Given a vector space $V$ over field $\mathbb{C}$, define the Fock space $\mathcal{F}(V)$ as $$\mathcal{F}(V)\equiv \oplus_{N=0}^{\infty} V^{\otimes N} $$ with $V^{\otimes 0}\equiv\mathbb{C}$.
For example, if $V=\mathbb{C}$, then $V^{\otimes N}=\mathbb{C}$, so $\mathcal{F}(\mathbb{C})=ℓ^2(\mathbb{N})=L^2(\mathbb{R})$.

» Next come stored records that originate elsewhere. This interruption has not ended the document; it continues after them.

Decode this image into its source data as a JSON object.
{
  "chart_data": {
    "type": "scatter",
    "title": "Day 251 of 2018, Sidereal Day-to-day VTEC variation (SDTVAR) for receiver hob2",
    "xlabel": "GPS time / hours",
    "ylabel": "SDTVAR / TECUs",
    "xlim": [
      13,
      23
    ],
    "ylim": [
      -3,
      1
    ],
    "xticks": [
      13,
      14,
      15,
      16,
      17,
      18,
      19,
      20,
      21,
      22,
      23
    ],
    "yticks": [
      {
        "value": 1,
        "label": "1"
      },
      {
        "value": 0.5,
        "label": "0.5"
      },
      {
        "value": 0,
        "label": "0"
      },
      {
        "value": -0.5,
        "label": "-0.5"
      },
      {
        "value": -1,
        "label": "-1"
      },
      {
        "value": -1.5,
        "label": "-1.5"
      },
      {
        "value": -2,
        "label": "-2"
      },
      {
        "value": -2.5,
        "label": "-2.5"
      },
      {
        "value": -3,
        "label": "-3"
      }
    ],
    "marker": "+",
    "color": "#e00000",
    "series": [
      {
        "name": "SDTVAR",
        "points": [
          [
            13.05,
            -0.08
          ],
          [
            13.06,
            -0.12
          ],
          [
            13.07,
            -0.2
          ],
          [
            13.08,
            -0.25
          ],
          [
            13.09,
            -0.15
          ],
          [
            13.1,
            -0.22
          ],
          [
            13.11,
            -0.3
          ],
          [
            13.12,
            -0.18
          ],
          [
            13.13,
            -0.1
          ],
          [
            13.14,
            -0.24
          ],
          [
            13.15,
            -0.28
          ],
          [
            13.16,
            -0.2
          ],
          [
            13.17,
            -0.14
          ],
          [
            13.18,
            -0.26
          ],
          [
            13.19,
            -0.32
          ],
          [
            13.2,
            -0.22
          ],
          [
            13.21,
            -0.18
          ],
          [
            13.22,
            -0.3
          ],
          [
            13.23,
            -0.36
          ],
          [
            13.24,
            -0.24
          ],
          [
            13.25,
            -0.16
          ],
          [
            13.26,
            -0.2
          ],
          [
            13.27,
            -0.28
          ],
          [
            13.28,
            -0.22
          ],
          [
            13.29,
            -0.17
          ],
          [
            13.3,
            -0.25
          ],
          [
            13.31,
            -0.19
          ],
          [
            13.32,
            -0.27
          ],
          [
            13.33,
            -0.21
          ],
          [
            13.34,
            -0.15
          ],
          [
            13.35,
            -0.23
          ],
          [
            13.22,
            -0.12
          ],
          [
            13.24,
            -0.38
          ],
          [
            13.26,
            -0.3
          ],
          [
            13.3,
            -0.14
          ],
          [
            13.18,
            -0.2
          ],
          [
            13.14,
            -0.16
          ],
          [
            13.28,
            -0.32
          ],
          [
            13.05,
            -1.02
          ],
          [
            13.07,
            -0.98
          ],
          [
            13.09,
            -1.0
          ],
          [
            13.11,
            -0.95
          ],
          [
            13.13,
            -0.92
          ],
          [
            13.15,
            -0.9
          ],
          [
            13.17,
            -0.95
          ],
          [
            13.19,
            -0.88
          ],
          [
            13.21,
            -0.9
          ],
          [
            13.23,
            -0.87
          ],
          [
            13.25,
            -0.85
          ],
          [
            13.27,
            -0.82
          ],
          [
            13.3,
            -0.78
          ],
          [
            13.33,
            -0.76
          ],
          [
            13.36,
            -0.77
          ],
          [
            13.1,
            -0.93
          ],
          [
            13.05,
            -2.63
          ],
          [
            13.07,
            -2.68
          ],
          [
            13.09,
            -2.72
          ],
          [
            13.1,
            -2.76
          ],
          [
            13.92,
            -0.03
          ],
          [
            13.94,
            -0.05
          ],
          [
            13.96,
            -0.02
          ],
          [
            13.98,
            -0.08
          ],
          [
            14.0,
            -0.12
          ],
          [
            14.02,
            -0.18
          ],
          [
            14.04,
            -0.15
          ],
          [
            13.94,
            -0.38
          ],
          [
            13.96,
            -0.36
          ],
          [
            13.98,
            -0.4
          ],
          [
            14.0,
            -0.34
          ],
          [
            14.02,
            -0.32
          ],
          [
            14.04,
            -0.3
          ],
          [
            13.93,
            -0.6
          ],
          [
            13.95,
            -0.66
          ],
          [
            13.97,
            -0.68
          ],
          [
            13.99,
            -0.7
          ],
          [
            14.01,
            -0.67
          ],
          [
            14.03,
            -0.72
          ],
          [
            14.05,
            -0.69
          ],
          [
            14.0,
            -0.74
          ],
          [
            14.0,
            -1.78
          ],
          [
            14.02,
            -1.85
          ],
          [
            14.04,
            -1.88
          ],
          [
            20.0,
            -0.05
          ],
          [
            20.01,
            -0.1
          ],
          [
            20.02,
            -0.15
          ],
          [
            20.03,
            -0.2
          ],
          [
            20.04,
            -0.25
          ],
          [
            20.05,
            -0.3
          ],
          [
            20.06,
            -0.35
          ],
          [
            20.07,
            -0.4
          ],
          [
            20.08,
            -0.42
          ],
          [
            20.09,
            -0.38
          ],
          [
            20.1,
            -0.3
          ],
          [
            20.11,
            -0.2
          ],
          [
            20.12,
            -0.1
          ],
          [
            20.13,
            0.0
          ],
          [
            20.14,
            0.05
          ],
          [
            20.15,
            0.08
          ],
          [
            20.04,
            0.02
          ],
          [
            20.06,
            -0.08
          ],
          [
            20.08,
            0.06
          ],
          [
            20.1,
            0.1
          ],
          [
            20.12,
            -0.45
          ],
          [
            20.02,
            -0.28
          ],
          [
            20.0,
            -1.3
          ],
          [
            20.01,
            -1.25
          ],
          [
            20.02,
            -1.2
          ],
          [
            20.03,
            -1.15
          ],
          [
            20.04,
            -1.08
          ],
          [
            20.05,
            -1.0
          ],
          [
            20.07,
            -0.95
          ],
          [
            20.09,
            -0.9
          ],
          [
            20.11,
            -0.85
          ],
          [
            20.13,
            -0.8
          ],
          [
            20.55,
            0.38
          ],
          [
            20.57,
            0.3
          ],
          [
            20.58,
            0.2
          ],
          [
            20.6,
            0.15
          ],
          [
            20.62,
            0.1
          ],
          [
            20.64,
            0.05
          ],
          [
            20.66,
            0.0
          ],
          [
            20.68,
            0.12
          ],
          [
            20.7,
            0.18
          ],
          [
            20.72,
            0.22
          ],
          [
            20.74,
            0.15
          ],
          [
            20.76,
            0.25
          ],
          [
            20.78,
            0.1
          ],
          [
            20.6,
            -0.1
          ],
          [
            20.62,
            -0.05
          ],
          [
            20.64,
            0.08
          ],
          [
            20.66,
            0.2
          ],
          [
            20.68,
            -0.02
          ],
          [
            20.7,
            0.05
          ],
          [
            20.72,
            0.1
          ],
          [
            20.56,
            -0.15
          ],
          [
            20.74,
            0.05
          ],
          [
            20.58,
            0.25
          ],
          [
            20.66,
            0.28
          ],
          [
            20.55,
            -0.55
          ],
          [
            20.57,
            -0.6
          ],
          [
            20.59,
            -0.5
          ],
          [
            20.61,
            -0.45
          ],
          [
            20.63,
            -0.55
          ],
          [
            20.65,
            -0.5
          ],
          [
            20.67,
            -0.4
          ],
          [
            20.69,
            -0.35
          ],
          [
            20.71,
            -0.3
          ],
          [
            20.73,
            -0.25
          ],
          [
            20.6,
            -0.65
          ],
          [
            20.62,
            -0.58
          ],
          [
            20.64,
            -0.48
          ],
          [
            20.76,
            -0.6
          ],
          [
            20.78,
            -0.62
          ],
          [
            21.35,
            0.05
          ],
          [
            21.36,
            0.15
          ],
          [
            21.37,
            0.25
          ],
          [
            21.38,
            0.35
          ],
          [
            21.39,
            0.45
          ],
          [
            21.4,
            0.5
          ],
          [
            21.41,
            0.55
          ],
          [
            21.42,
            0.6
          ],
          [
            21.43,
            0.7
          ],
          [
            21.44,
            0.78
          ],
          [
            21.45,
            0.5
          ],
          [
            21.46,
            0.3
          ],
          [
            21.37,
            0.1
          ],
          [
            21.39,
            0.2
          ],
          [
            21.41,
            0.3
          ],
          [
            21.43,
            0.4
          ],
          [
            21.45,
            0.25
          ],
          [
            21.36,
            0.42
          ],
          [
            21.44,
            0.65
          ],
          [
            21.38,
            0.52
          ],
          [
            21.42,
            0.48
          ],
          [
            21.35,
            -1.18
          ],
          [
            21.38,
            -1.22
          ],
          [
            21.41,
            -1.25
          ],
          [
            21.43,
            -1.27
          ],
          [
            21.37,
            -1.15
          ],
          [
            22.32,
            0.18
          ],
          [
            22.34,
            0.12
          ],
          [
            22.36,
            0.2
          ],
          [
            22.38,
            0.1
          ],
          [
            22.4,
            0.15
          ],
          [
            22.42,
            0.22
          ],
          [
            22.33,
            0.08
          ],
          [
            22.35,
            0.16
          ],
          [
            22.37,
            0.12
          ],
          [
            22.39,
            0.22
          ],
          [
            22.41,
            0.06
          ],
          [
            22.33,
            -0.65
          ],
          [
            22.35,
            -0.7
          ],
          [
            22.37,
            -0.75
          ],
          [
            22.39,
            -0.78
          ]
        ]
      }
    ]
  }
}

What's about $\mathcal{F}(\mathbb{C}^N)$? Is it $ℓ^2(\mathbb{N})\otimes ℓ^2(\mathbb{N}) \cdots \otimes ℓ^2(\mathbb{N}) $($N$ times tensor product), or $ℓ^2(\mathbb{N})\oplus ℓ^2(\mathbb{N}) \cdots \oplus ℓ^2(\mathbb{N}) $($N$ times direct sum)? Or $\mathcal{F}(\mathbb{C}^N)$ is neither of them.
First of all, keep in mind that all seperable infinite-dimensional Hilbert spaces are isomorphic. So any combination of tensors and sums that has a countable basis will be the right answer. I guess what you want to know is are they naturally isomorphic? Even $\ell^2(\mathbb{N})$ and $L^2(\mathbb{R})$ are not naturally isomorphic, right?

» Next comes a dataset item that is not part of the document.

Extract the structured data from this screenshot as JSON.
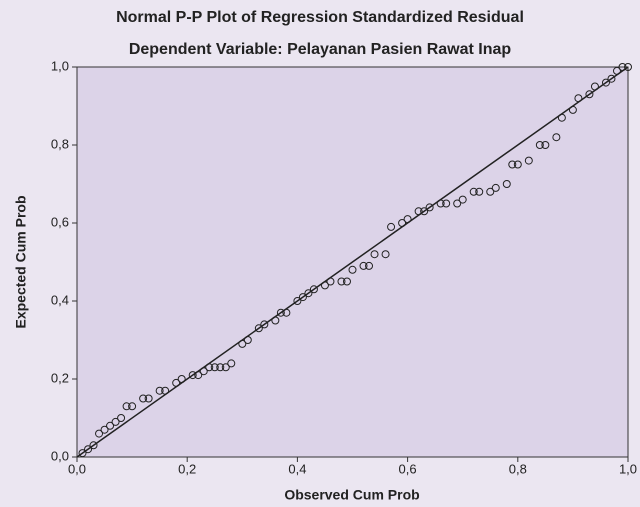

When you say that $\mathcal{F}(\mathbb{C})$ is $\ell^2(\mathbb{N})$, what isomorphism do you have in mind? Presumably one which maps $a_0 + a_1 e + a_2 e\otimes e + \dotsb$ (where $e$ is a basis for $\mathbb{C}$) to the $\ell^2$ sequence $(a_0,a_1,a_2,\dotsc)$. These spaces have canonical bases, so this is a natural isomorphism.
Similarly, for $\mathcal{F}(\mathbb{C}^n)$, the tensors are still finite dimensional, so the same thing works. We have a basis $e_1,\dotsc,e_n$ for $\mathbb{C}^n$, then a basis for eg $\mathbb{C}^n\otimes \mathbb{C}^n$ is $e_1\otimes e_1,e_1\otimes e_2,\dotsc$. Put these basis vectors in multi-index order, then we can map a vector $a_0 + a_1^ie_i + a_2^{ij}e_i\otimes e_j+\dotsb$ in $\mathcal{F}(\mathbb{C}^n)$ to a sequence of the coefficients in $\ell^2$. So here is an isomorphism $\mathcal{F}(\mathbb{C}^n)\cong\ell^2(\mathbb{N})$. But again, all separable infinite dimensional Hilbert spaces are isomorphic to $\ell^2(\mathbb{N}).$
In summary, a choice of basis for $V$ induces an enumeration $\mathcal{F}(V)$, and a choice of basis is more or less the same as an isomorphism to $\ell^2(\mathbb{N}).$ You may also wish to realize the isomorphism with $\ell^2(n^0)\oplus\ell^2(n)\oplus\ell^2(n^2)\oplus\dotsb$.
While it is also true that $\underbrace{\ell^2(\mathbb{N})\oplus\dotsb\oplus\ell^2(\mathbb{N})}_{n\text{ times}}$ and $\underbrace{\ell^2(\mathbb{N})\otimes\dotsb\otimes\ell^2(\mathbb{N})}_{n\text{ times}}$ are separable Hilbert spaces, and therefore isomorphisms could be proved to exist, I do not expect them to be natural. In particular, I do not think there is a natural isomorphism of functors like $\mathcal{F}(V\oplus W)\cong \mathcal{F}(V)\oplus\mathcal{F}(W)$ or $\mathcal{F}(V\oplus W)\cong \mathcal{F}(V)\otimes\mathcal{F}(W)$, which assumption seems to be the motivation of the question.